Prime Minister Hun Sen called the temple’s designation “a new pride for the people of Cambodia,” in a statement.
Hor Namhong, Cambodia’s deputy prime minister and minister of foreign affairs, yesterday told reporters that the UNESCO decision had been unanimous, with all 21 members of the World Heritage Site Committee voting to register Preah Vihear as a World Heritage Site.
“This is a success of the Cambodian government … and also a
success of Cambodian civilization and
culture,” he said.
Hor Namhong emphasized that the listing of Preah Vihear does not affect sovereignty, with neither nation losing “even one centimeter” of territory. He criticized the politicization of the Preah Vihear issue, branding those raising allegations of encroachment “stupid politicians.” Hor Namhong claimed relations between Cambodia and Thailand remain good, though he declined to say when the nearest border crossing to Preah Vihear will be reopened.

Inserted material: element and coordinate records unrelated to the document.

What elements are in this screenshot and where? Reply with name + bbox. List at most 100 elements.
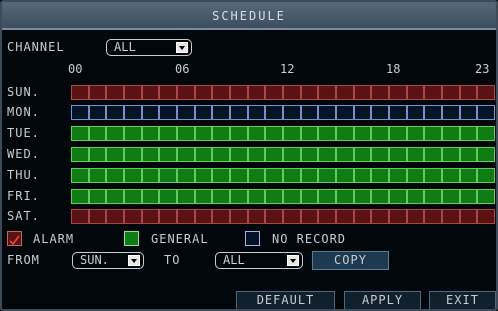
schedule-cell[interactable] — [371, 105, 390, 120]
schedule-cell[interactable] — [88, 147, 107, 162]
schedule-cell[interactable] — [353, 85, 372, 100]
schedule-cell[interactable] — [106, 209, 125, 224]
schedule-row-sun[interactable] — [71, 85, 496, 100]
apply-button[interactable]: APPLY — [344, 291, 421, 309]
schedule-cell[interactable] — [71, 209, 89, 224]
schedule-cell[interactable] — [230, 105, 248, 120]
schedule-cell[interactable] — [406, 85, 425, 100]
schedule-cell[interactable] — [106, 189, 125, 204]
no-record-legend-box[interactable] — [245, 231, 260, 246]
schedule-cell[interactable] — [230, 147, 248, 162]
schedule-cell[interactable] — [194, 126, 213, 141]
schedule-cell[interactable] — [442, 147, 460, 162]
schedule-cell[interactable] — [424, 126, 443, 141]
schedule-cell[interactable] — [194, 209, 213, 224]
schedule-cell[interactable] — [442, 126, 460, 141]
schedule-cell[interactable] — [283, 147, 301, 162]
schedule-cell[interactable] — [283, 85, 301, 100]
schedule-cell[interactable] — [353, 105, 372, 120]
schedule-cell[interactable] — [194, 168, 213, 183]
schedule-cell[interactable] — [265, 126, 284, 141]
schedule-cell[interactable] — [71, 85, 89, 100]
schedule-cell[interactable] — [406, 147, 425, 162]
schedule-cell[interactable] — [353, 126, 372, 141]
schedule-cell[interactable] — [159, 105, 178, 120]
schedule-cell[interactable] — [442, 85, 460, 100]
schedule-cell[interactable] — [106, 147, 125, 162]
default-button[interactable]: DEFAULT — [236, 291, 335, 309]
schedule-cell[interactable] — [336, 85, 354, 100]
schedule-cell[interactable] — [230, 126, 248, 141]
schedule-cell[interactable] — [300, 105, 319, 120]
schedule-cell[interactable] — [459, 189, 478, 204]
schedule-cell[interactable] — [106, 126, 125, 141]
schedule-cell[interactable] — [283, 168, 301, 183]
schedule-cell[interactable] — [406, 105, 425, 120]
schedule-cell[interactable] — [230, 209, 248, 224]
general-legend-box[interactable] — [124, 231, 139, 246]
schedule-cell[interactable] — [71, 189, 89, 204]
schedule-cell[interactable] — [212, 85, 231, 100]
schedule-cell[interactable] — [406, 209, 425, 224]
schedule-cell[interactable] — [389, 189, 407, 204]
schedule-cell[interactable] — [124, 168, 142, 183]
schedule-row-fri[interactable] — [71, 189, 496, 204]
schedule-cell[interactable] — [106, 105, 125, 120]
schedule-cell[interactable] — [477, 85, 496, 100]
schedule-cell[interactable] — [141, 189, 160, 204]
schedule-cell[interactable] — [336, 168, 354, 183]
schedule-cell[interactable] — [389, 105, 407, 120]
schedule-cell[interactable] — [424, 147, 443, 162]
schedule-cell[interactable] — [247, 147, 266, 162]
schedule-cell[interactable] — [124, 147, 142, 162]
schedule-cell[interactable] — [177, 168, 195, 183]
schedule-cell[interactable] — [265, 147, 284, 162]
schedule-cell[interactable] — [389, 85, 407, 100]
schedule-cell[interactable] — [194, 189, 213, 204]
schedule-cell[interactable] — [265, 189, 284, 204]
schedule-cell[interactable] — [318, 189, 337, 204]
schedule-cell[interactable] — [159, 209, 178, 224]
schedule-cell[interactable] — [159, 147, 178, 162]
schedule-cell[interactable] — [212, 126, 231, 141]
schedule-cell[interactable] — [389, 147, 407, 162]
schedule-cell[interactable] — [371, 189, 390, 204]
schedule-cell[interactable] — [141, 85, 160, 100]
schedule-cell[interactable] — [71, 126, 89, 141]
schedule-cell[interactable] — [88, 189, 107, 204]
schedule-cell[interactable] — [177, 85, 195, 100]
schedule-cell[interactable] — [194, 147, 213, 162]
from-day-select[interactable]: SUN. — [72, 252, 144, 269]
schedule-cell[interactable] — [247, 105, 266, 120]
schedule-cell[interactable] — [212, 105, 231, 120]
schedule-cell[interactable] — [300, 168, 319, 183]
schedule-cell[interactable] — [88, 168, 107, 183]
schedule-cell[interactable] — [459, 168, 478, 183]
schedule-cell[interactable] — [300, 126, 319, 141]
schedule-cell[interactable] — [230, 168, 248, 183]
schedule-cell[interactable] — [247, 85, 266, 100]
schedule-cell[interactable] — [71, 147, 89, 162]
schedule-row-tue[interactable] — [71, 126, 496, 141]
schedule-cell[interactable] — [371, 147, 390, 162]
schedule-cell[interactable] — [318, 168, 337, 183]
schedule-cell[interactable] — [177, 209, 195, 224]
schedule-cell[interactable] — [177, 147, 195, 162]
schedule-cell[interactable] — [371, 209, 390, 224]
schedule-cell[interactable] — [477, 168, 496, 183]
schedule-cell[interactable] — [159, 168, 178, 183]
schedule-cell[interactable] — [194, 85, 213, 100]
schedule-cell[interactable] — [141, 126, 160, 141]
schedule-cell[interactable] — [88, 209, 107, 224]
schedule-cell[interactable] — [124, 105, 142, 120]
schedule-cell[interactable] — [336, 126, 354, 141]
schedule-row-mon[interactable] — [71, 105, 496, 120]
schedule-cell[interactable] — [141, 105, 160, 120]
schedule-cell[interactable] — [106, 85, 125, 100]
schedule-cell[interactable] — [88, 126, 107, 141]
schedule-cell[interactable] — [424, 168, 443, 183]
schedule-cell[interactable] — [389, 168, 407, 183]
schedule-cell[interactable] — [106, 168, 125, 183]
schedule-cell[interactable] — [212, 189, 231, 204]
schedule-cell[interactable] — [300, 189, 319, 204]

The border crossing was closed after Thai protestors gathered there demanding the “return” of Preah Vihear to Thailand, along with Siem Reap and Battambang provinces.
The UNESCO draft decision obtained by The Mekong Times called Preah Vihear “an outstanding masterpiece of Khmer architecture in terms of plan, decoration and relationship to the spectacular landscape environment.”

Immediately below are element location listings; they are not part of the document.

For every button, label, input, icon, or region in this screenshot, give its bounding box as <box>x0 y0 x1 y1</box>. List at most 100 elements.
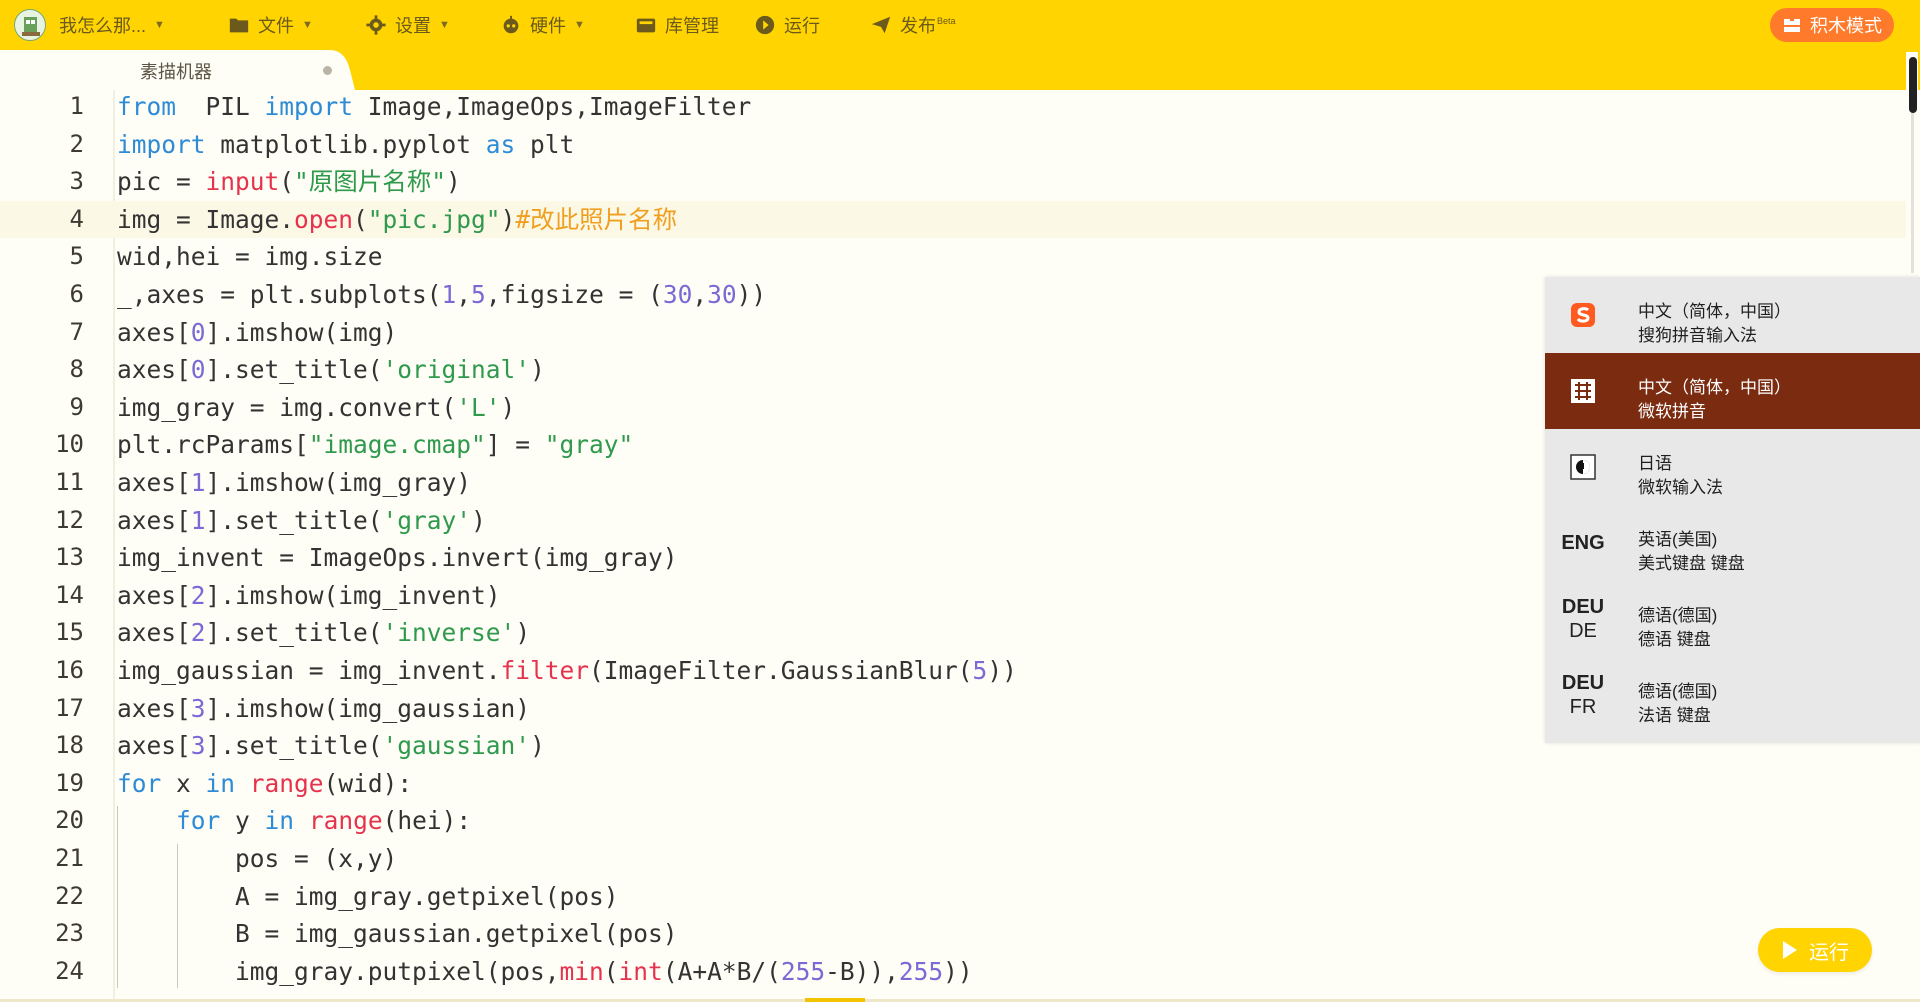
unsaved-dot-icon[interactable] <box>323 66 332 75</box>
code-token: input <box>205 167 280 197</box>
status-indicator <box>805 998 865 1002</box>
pinyin-icon <box>1545 353 1621 429</box>
line-number: 4 <box>69 204 84 233</box>
code-token: 'L' <box>456 392 501 422</box>
code-line[interactable]: 24 img_gray.putpixel(pos,min(int(A+A*B/(… <box>0 953 1912 991</box>
code-token: ) <box>530 731 545 761</box>
code-token: PIL <box>176 92 265 121</box>
code-text: for y in range(hei): <box>117 802 471 840</box>
code-line[interactable]: 19 for x in range(wid): <box>0 765 1912 803</box>
code-token: axes[ <box>117 693 191 723</box>
layout-code: FR <box>1569 696 1597 718</box>
code-token: ].imshow(img_invent) <box>205 580 501 610</box>
menu-run[interactable]: 运行 <box>754 0 820 50</box>
code-token: as <box>485 129 516 159</box>
line-number: 8 <box>69 355 84 384</box>
code-token: ].set_title( <box>205 618 383 648</box>
code-token: 2 <box>190 580 206 610</box>
chevron-down-icon: ▼ <box>154 19 165 31</box>
code-line[interactable]: 1 from PIL import Image,ImageOps,ImageFil… <box>0 88 1912 126</box>
menu-settings[interactable]: 设置 ▼ <box>365 0 450 50</box>
code-text: from PIL import Image,ImageOps,ImageFilt… <box>117 88 751 126</box>
code-token: )) <box>943 956 973 986</box>
code-text: axes[1].imshow(img_gray) <box>117 464 471 502</box>
code-line[interactable]: 3 pic = input("原图片名称") <box>0 163 1912 201</box>
line-number: 19 <box>55 768 84 797</box>
code-token: axes[ <box>117 468 191 497</box>
code-line[interactable]: 4 img = Image.open("pic.jpg")#改此照片名称 <box>0 200 1912 239</box>
run-button[interactable]: 运行 <box>1758 928 1872 972</box>
code-token: ) <box>515 618 531 648</box>
code-text: img = Image.open("pic.jpg")#改此照片名称 <box>117 201 677 239</box>
menu-library[interactable]: 库管理 <box>635 0 719 50</box>
code-token: 3 <box>190 693 206 723</box>
ime-option[interactable]: DEU DE 德语(德国) 德语 键盘 <box>1545 581 1920 657</box>
code-line[interactable]: 5 wid,hei = img.size <box>0 238 1912 276</box>
ime-option[interactable]: DEU FR 德语(德国) 法语 键盘 <box>1545 657 1920 733</box>
code-token: "image.cmap" <box>308 430 486 460</box>
code-token: 1 <box>441 280 457 309</box>
code-token: axes[ <box>117 731 191 761</box>
line-number: 6 <box>69 280 84 308</box>
ime-language: 中文（简体，中国） <box>1638 302 1791 321</box>
line-number: 21 <box>55 844 84 872</box>
code-token: B = img_gaussian.getpixel(pos) <box>117 919 678 949</box>
indent-guide <box>117 806 118 989</box>
user-avatar-icon <box>22 17 40 36</box>
line-number: 12 <box>55 505 84 534</box>
code-line[interactable]: 20 for y in range(hei): <box>0 802 1912 840</box>
top-menu-bar: 我怎么那... ▼ 文件 ▼ 设置 ▼ 硬件 ▼ 库管理 运行 发布 Beta … <box>0 0 1920 50</box>
line-number: 5 <box>69 242 84 271</box>
code-token: )) <box>987 656 1017 685</box>
line-number: 11 <box>55 468 84 496</box>
line-number: 17 <box>55 693 84 722</box>
code-token: 'gaussian' <box>382 731 531 761</box>
code-token: ) <box>446 167 461 197</box>
file-tab[interactable]: 素描机器 <box>140 58 212 84</box>
line-number: 7 <box>69 317 84 346</box>
user-menu[interactable]: 我怎么那... ▼ <box>59 0 165 50</box>
ime-method: 德语 键盘 <box>1638 630 1711 649</box>
line-number: 14 <box>55 580 84 609</box>
code-token: 1 <box>190 505 206 535</box>
ime-option[interactable]: 中文（简体，中国） 搜狗拼音输入法 <box>1545 277 1920 353</box>
code-line[interactable]: 2 import matplotlib.pyplot as plt <box>0 126 1912 164</box>
line-number: 1 <box>69 92 84 120</box>
send-icon <box>871 16 891 34</box>
ime-option[interactable]: 中文（简体，中国） 微软拼音 <box>1545 353 1920 429</box>
code-token: wid,hei = img.size <box>117 242 383 272</box>
code-token: 1 <box>190 468 206 497</box>
code-text: axes[0].set_title('original') <box>117 351 545 389</box>
code-token: 'original' <box>382 355 531 385</box>
code-line[interactable]: 21 pos = (x,y) <box>0 840 1912 878</box>
line-number: 18 <box>55 731 84 760</box>
scrollbar-thumb[interactable] <box>1909 57 1917 113</box>
ime-option[interactable]: ENG 英语(美国) 美式键盘 键盘 <box>1545 505 1920 581</box>
beta-badge: Beta <box>937 16 956 26</box>
code-token: , <box>692 280 708 309</box>
ime-language: 英语(美国) <box>1638 530 1718 549</box>
code-line[interactable]: 23 B = img_gaussian.getpixel(pos) <box>0 915 1912 953</box>
code-token: A = img_gray.getpixel(pos) <box>117 881 619 911</box>
code-token: img_gray = img.convert( <box>117 392 457 422</box>
code-line[interactable]: 22 A = img_gray.getpixel(pos) <box>0 878 1912 916</box>
code-token: axes[ <box>117 505 191 535</box>
ime-option[interactable]: 日语 微软输入法 <box>1545 429 1920 505</box>
code-token: axes[ <box>117 618 191 648</box>
code-token: ] = <box>485 430 545 460</box>
line-number: 20 <box>55 806 84 835</box>
code-token: 255 <box>898 956 944 986</box>
code-token: 'gray' <box>382 505 472 535</box>
code-token: ( <box>603 956 619 986</box>
menu-publish[interactable]: 发布 Beta <box>870 0 956 50</box>
blocks-mode-button[interactable]: 积木模式 <box>1770 8 1894 42</box>
code-token: range <box>294 806 383 836</box>
line-number: 22 <box>55 881 84 910</box>
code-token: 5 <box>471 280 486 309</box>
menu-hardware[interactable]: 硬件 ▼ <box>500 0 585 50</box>
code-token: ,figsize = ( <box>485 280 663 309</box>
user-avatar[interactable] <box>14 9 46 41</box>
ime-method: 微软输入法 <box>1638 478 1723 497</box>
menu-file[interactable]: 文件 ▼ <box>228 0 313 50</box>
line-number: 13 <box>55 543 84 572</box>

Legal protection of the site was “adequate,” UNESCO found, but further archaeological research currently underway “could result in new significant discoveries that might enable consideration of a new transboundary nomination, that would require the consent of both Cambodia and Thailand.”
The draft decision urged Thai-Cambodian cooperation to safeguard the site, as “the peoples of the surrounding region have long treasured the Temple of Preah Vihear.”

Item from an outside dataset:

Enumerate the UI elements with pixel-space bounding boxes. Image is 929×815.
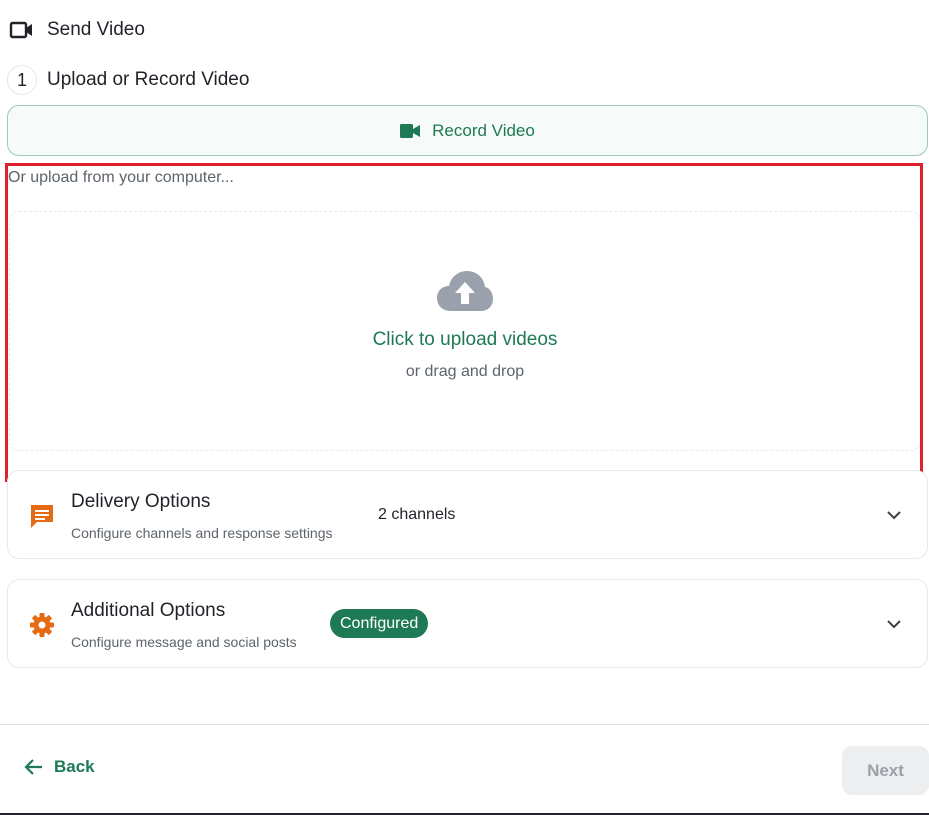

UNESCO noted that “the property proposed for inscription is reduced and comprises only the Temple of Preah Vihear and not the wider promontory with its cliffs and caves.”
This meant that “the integrity of the property has to a degree been compromised by the absence of part of the promontory from the perimeter of the property,” because “the attributes of the property comprise the temple complex.”
Preah Vihear temple is the second World Heritage Site in Cambodia, after Angkor Wat, which was listed in 1992.